Overall, natural language models are very powerful and benefitial. Hopefully, you learned how to create a model that can generate text, and more importantly, can be used to classify text as well (Transfer learning).

Questionnaire

  1. What is "self-supervised learning"?
    Learning where model has no labels.
  2. What is a "language model"?
    A language model is a model that tries to predict the next word in a text.
  3. Why is a language model considered self-supervised?
    Because it does not require any labels needed to learn.
  4. What are self-supervised models usually used for?
    Often they are used as pre-trained model for transfer learning.
  5. Why do we fine-tune language models?
    By finetuning (final layers) we can fit a model to our data. Note, this assumes the data being fit on is similer.
  6. What are the three steps to create a state-of-the-art text classifier?
    Train a language model
    Finetune language model on classification dataset
    Finetune further as classifier
  7. How do the 50,000 unlabeled movie reviews help us create a better text classifier for the IMDb dataset?
    It has been trained to predict the next word: To do this, the model understands the language (Ex: sentiment).
  8. What are the three steps to prepare your data for a language model?
    Tokenization
    Numericalization
    DataLoader
  9. What is "tokenization"? Why do we need it?
    Tokenization splits words into a list: However, it's not that simple as it is vary of punctuations, syntax, etc.
  10. Name three different approaches to tokenization.
    Word-based tokenization
    Subword-based tokenization
    Character-based tokenization
  11. What is xxbos?
    Beginning of text
  12. List four rules that fastai applies to text during tokenization.
    xxrep, xxbox, xxcap, xxeos
  13. Why are repeated characters replaced with a token showing the number of repetitions and the character that's repeated?
    We can expect that repeated characters have special or different meaning than just a single character: Hence, why it is better to use a token to repersent this distinction.
  14. What is "numericalization"?
    The mapping of values to vocab
  15. Why might there be words that are replaced with the "unknown word" token?
    Such words make the embedding matrix far too large and increase memory usage.
  16. With a batch size of 64, the first row of the tensor representing the first batch contains the first 64 tokens for the dataset.

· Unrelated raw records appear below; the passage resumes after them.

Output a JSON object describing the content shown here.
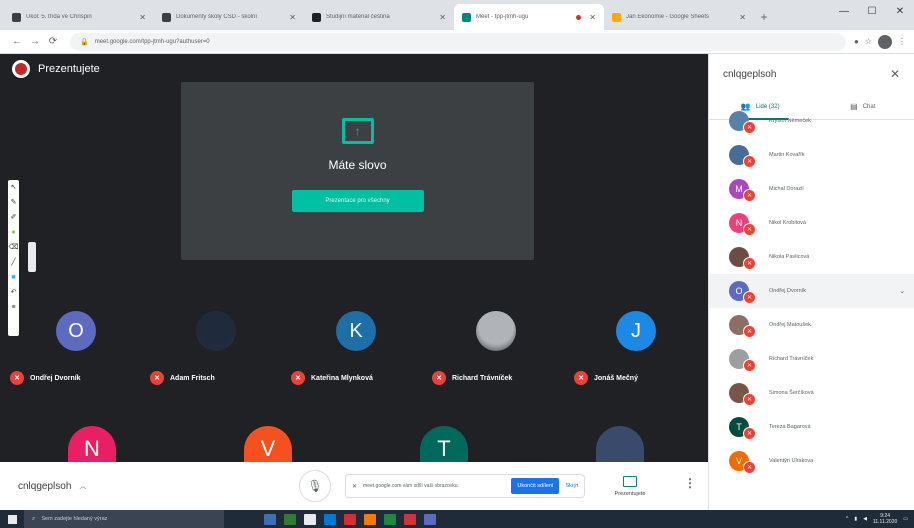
{
  "browser": {
    "tabs": [
      {
        "label": "Úkol: 5. třída ve Chrispin",
        "favicon_color": "#3c4043",
        "active": false
      },
      {
        "label": "Dokumenty školy CSD - školní",
        "favicon_color": "#3c4043",
        "active": false
      },
      {
        "label": "Studijní materiál čeština",
        "favicon_color": "#202124",
        "active": false
      },
      {
        "label": "Meet - tpp-jtmh-ugu",
        "favicon_color": "#00897b",
        "active": true,
        "recording": true
      },
      {
        "label": "Jan Ekonomie - Google Sheets",
        "favicon_color": "#f9ab00",
        "active": false
      }
    ],
    "new_tab": "+",
    "window_controls": {
      "minimize": "—",
      "maximize": "☐",
      "close": "✕"
    },
    "address": "meet.google.com/tpp-jtmh-ugu?authuser=0",
    "back": "←",
    "forward": "→",
    "reload": "⟳"
  },
  "stage": {
    "presenter_label": "Prezentujete",
    "share_card": {
      "title": "Máte slovo",
      "button": "Prezentace pro všechny",
      "icon": "present-screen-icon"
    },
    "tiles": [
      {
        "initial": "O",
        "name": "Ondřej Dvorník",
        "color": "#5c6bc0",
        "photo": false
      },
      {
        "initial": "",
        "name": "Adam Fritsch",
        "color": "#1f2a3a",
        "photo": true
      },
      {
        "initial": "K",
        "name": "Kateřina Mlynková",
        "color": "#1e6fa8",
        "photo": false
      },
      {
        "initial": "",
        "name": "Richard Trávníček",
        "color": "#b0b3b8",
        "photo": true
      },
      {
        "initial": "J",
        "name": "Jonáš Mečný",
        "color": "#1e88e5",
        "photo": false
      }
    ],
    "row2": [
      {
        "initial": "N",
        "color": "#e91e63"
      },
      {
        "initial": "V",
        "color": "#f4511e"
      },
      {
        "initial": "T",
        "color": "#00695c"
      },
      {
        "initial": "",
        "color": "#3a4a6b"
      }
    ]
  },
  "meetbar": {
    "meeting_code": "cnlqgeplsoh",
    "mic_icon": "mic-icon",
    "toast_text": "meet.google.com vám sdílí vaši obrazovku.",
    "toast_primary": "Ukončit sdílení",
    "toast_secondary": "Skrýt",
    "present_label": "Prezentujete",
    "more": "⋮"
  },
  "panel": {
    "title": "cnlqgeplsoh",
    "close": "✕",
    "tabs": [
      {
        "label": "Lidé (32)",
        "icon": "people-icon",
        "active": true
      },
      {
        "label": "Chat",
        "icon": "chat-icon",
        "active": false
      }
    ],
    "people": [
      {
        "initial": "",
        "name": "Krystof Němeček",
        "color": "#5a7fa8"
      },
      {
        "initial": "",
        "name": "Martin Kovařík",
        "color": "#4a6a9a"
      },
      {
        "initial": "M",
        "name": "Michal Dorazil",
        "color": "#ab47bc"
      },
      {
        "initial": "N",
        "name": "Nikol Krobitová",
        "color": "#ec407a"
      },
      {
        "initial": "",
        "name": "Nikola Pavlicová",
        "color": "#6d4c41"
      },
      {
        "initial": "O",
        "name": "Ondřej Dvorník",
        "color": "#5c6bc0",
        "highlighted": true
      },
      {
        "initial": "",
        "name": "Ondřej Matoušek",
        "color": "#8d6e63"
      },
      {
        "initial": "",
        "name": "Richard Trávníček",
        "color": "#9e9e9e"
      },
      {
        "initial": "",
        "name": "Simona Šerčíková",
        "color": "#795548"
      },
      {
        "initial": "T",
        "name": "Tereza Bagarová",
        "color": "#004d40"
      },
      {
        "initial": "V",
        "name": "Valentýn Ulrakova",
        "color": "#ef6c00"
      }
    ]
  },
  "taskbar": {
    "search_placeholder": "Sem zadejte hledaný výraz",
    "time": "9:24",
    "date": "11.11.2020",
    "apps": [
      "#3d6fb4",
      "#2e7d32",
      "#e8eaed",
      "#0078d4",
      "#d32f2f",
      "#f57c00",
      "#1b8a3e",
      "#d13438",
      "#5c6bc0"
    ]
  }
}
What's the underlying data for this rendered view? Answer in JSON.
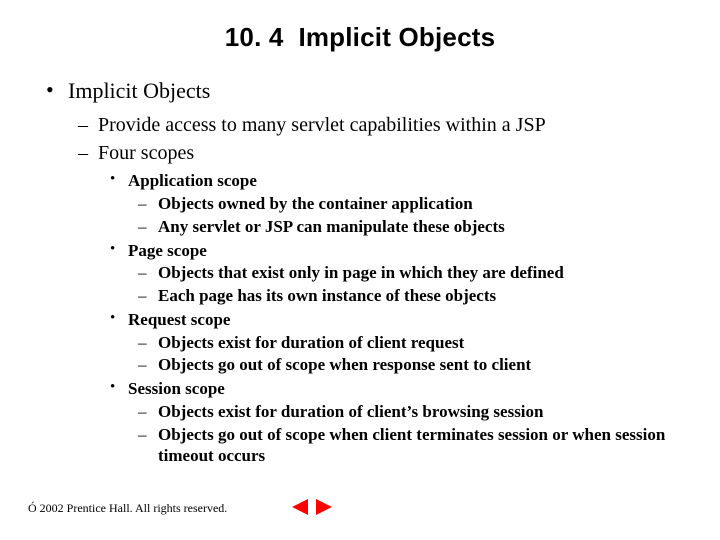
{
  "title": {
    "number": "10. 4",
    "text": "Implicit Objects"
  },
  "content": {
    "l1": "Implicit Objects",
    "l2": [
      "Provide access to many servlet capabilities within a JSP",
      "Four scopes"
    ],
    "scopes": [
      {
        "name": "Application scope",
        "items": [
          "Objects owned by the container application",
          "Any servlet or JSP can manipulate these objects"
        ]
      },
      {
        "name": "Page scope",
        "items": [
          "Objects that exist only in page in which they are defined",
          "Each page has its own instance of these objects"
        ]
      },
      {
        "name": "Request scope",
        "items": [
          "Objects exist for duration of client request",
          "Objects go out of scope when response sent to client"
        ]
      },
      {
        "name": "Session scope",
        "items": [
          "Objects exist for duration of client’s browsing session",
          "Objects go out of scope when client terminates session or when session timeout occurs"
        ]
      }
    ]
  },
  "footer": {
    "symbol": "Ó",
    "text": "2002 Prentice Hall. All rights reserved."
  }
}
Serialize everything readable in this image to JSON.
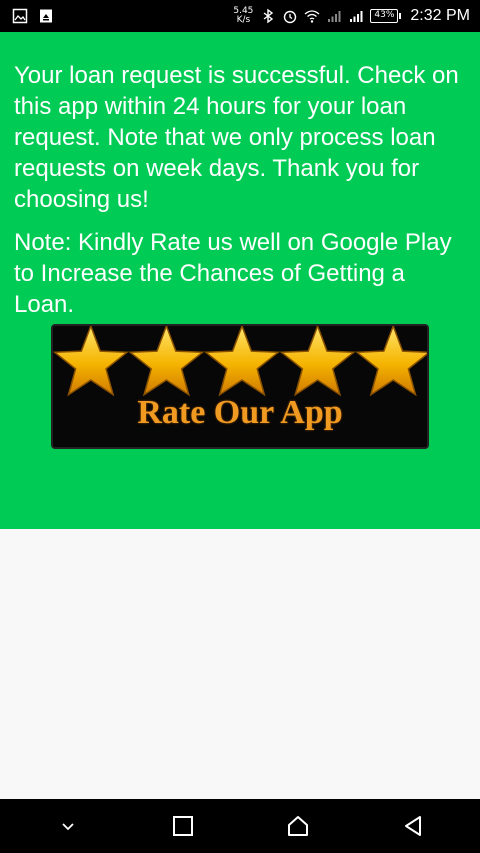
{
  "status_bar": {
    "net_speed_value": "5.45",
    "net_speed_unit": "K/s",
    "battery": "43%",
    "time": "2:32 PM"
  },
  "main": {
    "message": "Your loan request is successful. Check on this app within 24 hours for your loan request. Note that we only process loan requests on week days. Thank you for choosing us!",
    "note": "Note: Kindly Rate us well on Google Play to Increase the Chances of Getting a Loan.",
    "rate_button_label": "Rate Our App",
    "rating_stars": 5
  },
  "colors": {
    "background": "#00cc55",
    "star": "#f5b400",
    "rate_text": "#f09a22"
  }
}
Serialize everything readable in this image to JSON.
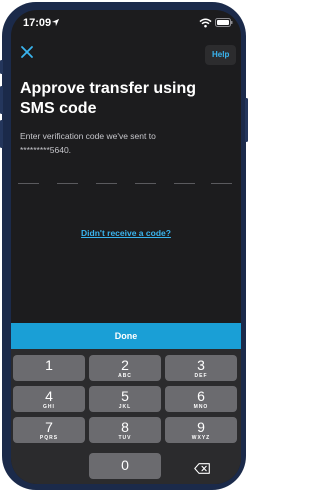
{
  "status_bar": {
    "time": "17:09"
  },
  "header": {
    "help_label": "Help"
  },
  "main": {
    "title": "Approve transfer using SMS code",
    "subtitle_line1": "Enter verification code we've sent to",
    "subtitle_line2": "*********5640.",
    "code_length": 6,
    "resend_link": "Didn't receive a code?"
  },
  "done_label": "Done",
  "keypad": {
    "keys": [
      {
        "num": "1",
        "letters": ""
      },
      {
        "num": "2",
        "letters": "ABC"
      },
      {
        "num": "3",
        "letters": "DEF"
      },
      {
        "num": "4",
        "letters": "GHI"
      },
      {
        "num": "5",
        "letters": "JKL"
      },
      {
        "num": "6",
        "letters": "MNO"
      },
      {
        "num": "7",
        "letters": "PQRS"
      },
      {
        "num": "8",
        "letters": "TUV"
      },
      {
        "num": "9",
        "letters": "WXYZ"
      },
      {
        "num": "0",
        "letters": ""
      }
    ]
  },
  "icons": {
    "close": "close-icon",
    "backspace": "backspace-icon",
    "wifi": "wifi-icon",
    "battery": "battery-icon",
    "location": "location-arrow-icon"
  },
  "colors": {
    "accent": "#3ab5f0",
    "done_button": "#1a9fd6",
    "screen_bg": "#1c1c1e",
    "key_bg": "#6b6b6f",
    "frame": "#1b2a4a"
  }
}
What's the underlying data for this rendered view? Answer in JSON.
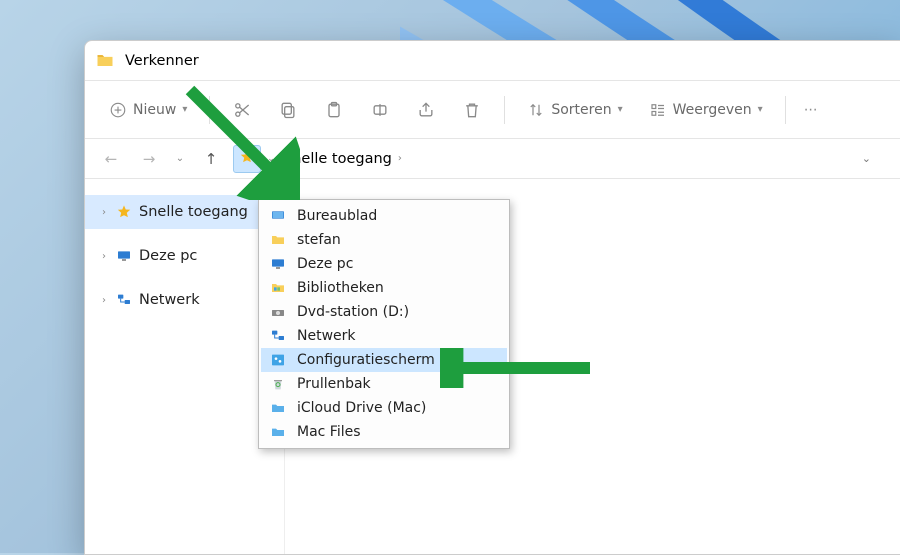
{
  "window": {
    "title": "Verkenner"
  },
  "toolbar": {
    "new_label": "Nieuw",
    "sort_label": "Sorteren",
    "view_label": "Weergeven"
  },
  "addressbar": {
    "current": "Snelle toegang"
  },
  "sidebar": {
    "items": [
      {
        "label": "Snelle toegang",
        "icon": "star",
        "active": true
      },
      {
        "label": "Deze pc",
        "icon": "monitor",
        "active": false
      },
      {
        "label": "Netwerk",
        "icon": "network",
        "active": false
      }
    ]
  },
  "dropdown": {
    "items": [
      {
        "label": "Bureaublad",
        "icon": "desktop",
        "hover": false
      },
      {
        "label": "stefan",
        "icon": "folder",
        "hover": false
      },
      {
        "label": "Deze pc",
        "icon": "monitor",
        "hover": false
      },
      {
        "label": "Bibliotheken",
        "icon": "libraries",
        "hover": false
      },
      {
        "label": "Dvd-station (D:)",
        "icon": "dvd",
        "hover": false
      },
      {
        "label": "Netwerk",
        "icon": "network",
        "hover": false
      },
      {
        "label": "Configuratiescherm",
        "icon": "control",
        "hover": true
      },
      {
        "label": "Prullenbak",
        "icon": "recycle",
        "hover": false
      },
      {
        "label": "iCloud Drive (Mac)",
        "icon": "cloudfolder",
        "hover": false
      },
      {
        "label": "Mac Files",
        "icon": "cloudfolder",
        "hover": false
      }
    ]
  }
}
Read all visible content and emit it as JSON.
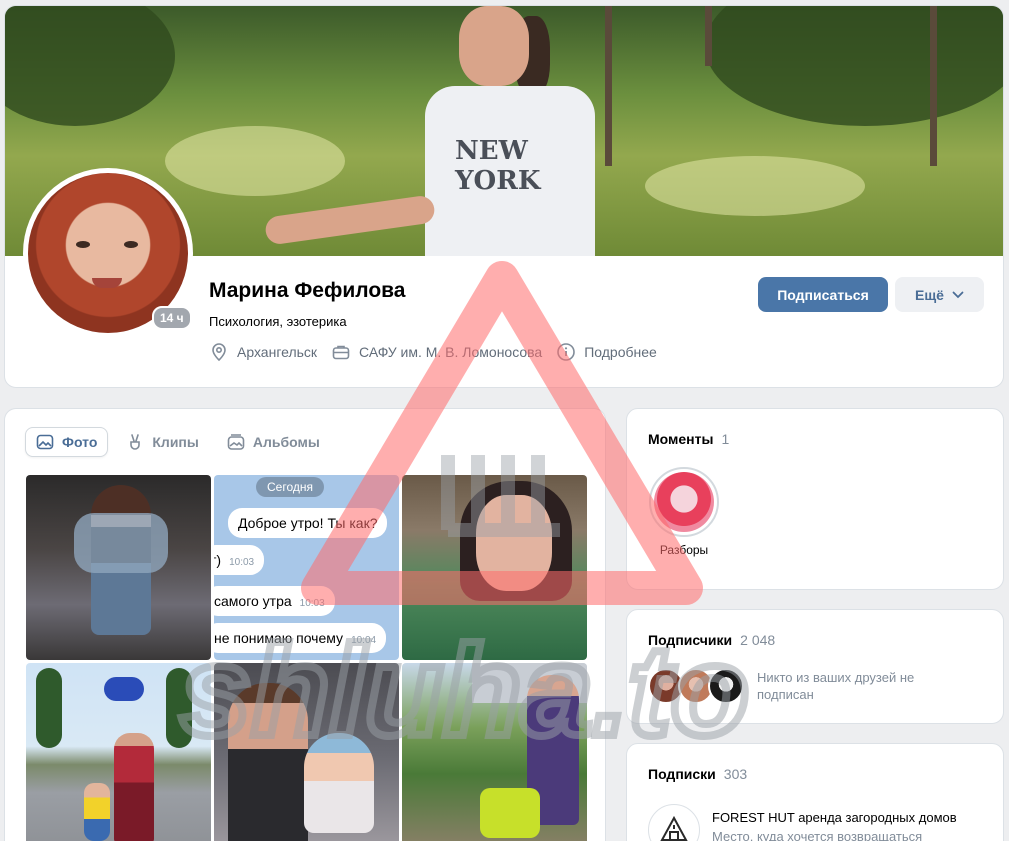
{
  "profile": {
    "name": "Марина Фефилова",
    "status": "Психология, эзотерика",
    "online_badge": "14 ч",
    "city": "Архангельск",
    "university": "САФУ им. М. В. Ломоносова",
    "details": "Подробнее",
    "subscribe_label": "Подписаться",
    "more_label": "Ещё",
    "cover_shirt_text": "NEW YORK"
  },
  "photos": {
    "tabs": [
      {
        "label": "Фото",
        "icon": "image-icon",
        "active": true
      },
      {
        "label": "Клипы",
        "icon": "clips-icon",
        "active": false
      },
      {
        "label": "Альбомы",
        "icon": "albums-icon",
        "active": false
      }
    ],
    "chat_screenshot": {
      "date_pill": "Сегодня",
      "messages": [
        {
          "text": "Доброе утро! Ты как?",
          "time": ""
        },
        {
          "text": "т)",
          "time": "10:03"
        },
        {
          "text": "самого утра",
          "time": "10:03"
        },
        {
          "text": "не понимаю почему",
          "time": "10:04"
        }
      ]
    }
  },
  "moments": {
    "title": "Моменты",
    "count": "1",
    "items": [
      {
        "label": "Разборы"
      }
    ]
  },
  "subscribers": {
    "title": "Подписчики",
    "count": "2 048",
    "no_friends": "Никто из ваших друзей не подписан"
  },
  "following": {
    "title": "Подписки",
    "count": "303",
    "items": [
      {
        "name": "FOREST HUT аренда загородных домов",
        "desc": "Место, куда хочется возвращаться"
      }
    ]
  },
  "watermark": {
    "text": "shluha.to"
  },
  "colors": {
    "accent": "#4a76a8",
    "page_bg": "#edeef0",
    "muted": "#818c99",
    "watermark": "#ff6b6b"
  }
}
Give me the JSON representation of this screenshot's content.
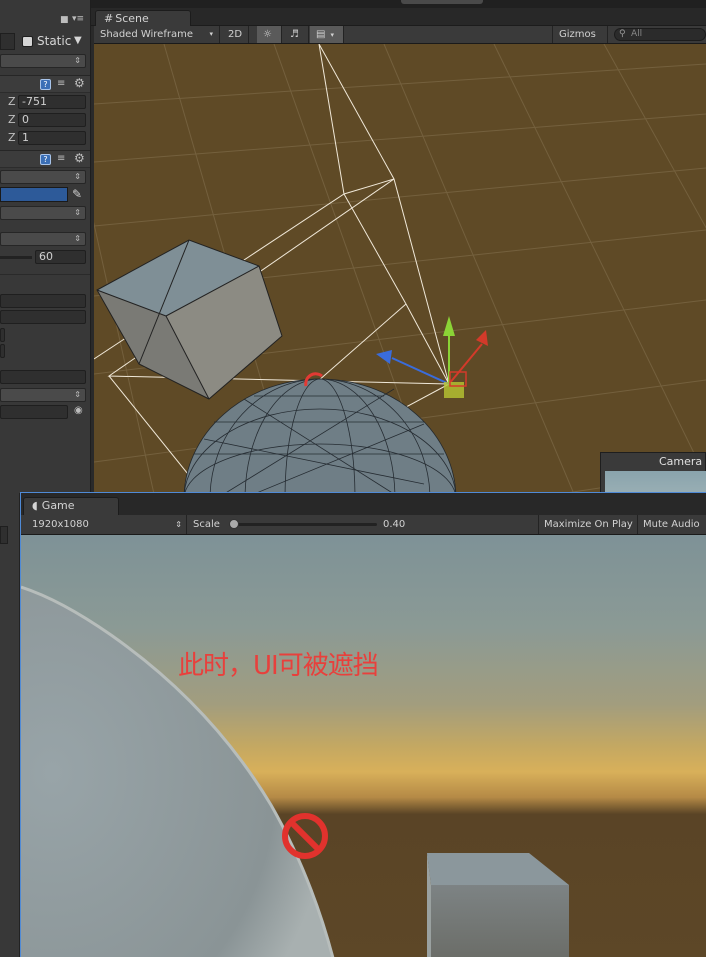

What does the second row of that tensor contain? What does the first row of the second batch contain? (Careful—students often get this one wrong! Be sure to check your answer on the book's website.)
    Minibatch of the nth row follows the previous minibatches nth row.
  17. Why do we need padding for text classification? Why don't we need it for language modeling?
    Padding is needed because each text is of different sizes. It is not required for language modeling as the documents are all concatenated.
  18. What does an embedding matrix for NLP contain? What is its shape?
    It contains vector representations of all tokens in the vocabulary. The embedding matrix has the size vocab_size x embedding_size.
  19. What is "perplexity"?
    Exponential of the loss.
  20. Why do we have to pass the vocabulary of the language model to the classifier data block?
    We need the vocab correspondence of tokens to index to remain the same because we used the pretrained language model.
  21. What is "gradual unfreezing"?
    The unfreezing of one layer at a time and fine-tuning.
  22. Why is text generation always likely to be ahead of automatic identification of machine-generated texts?
    The text generation model could be made so that it competes with the identification model. Eventually, the text generation will produce text that the identification model cannot identify as being machine-generated.

Further Research

  1. See what you can learn about language models and disinformation. What are the best language models today? Take a look at some of their outputs. Do you find them convincing? How could a bad actor best use such a model to create conflict and uncertainty?
  2. Given the limitation that models are unlikely to be able to consistently recognize machine-generated texts, what other approaches may be needed to handle large-scale disinformation campaigns that leverage deep learning?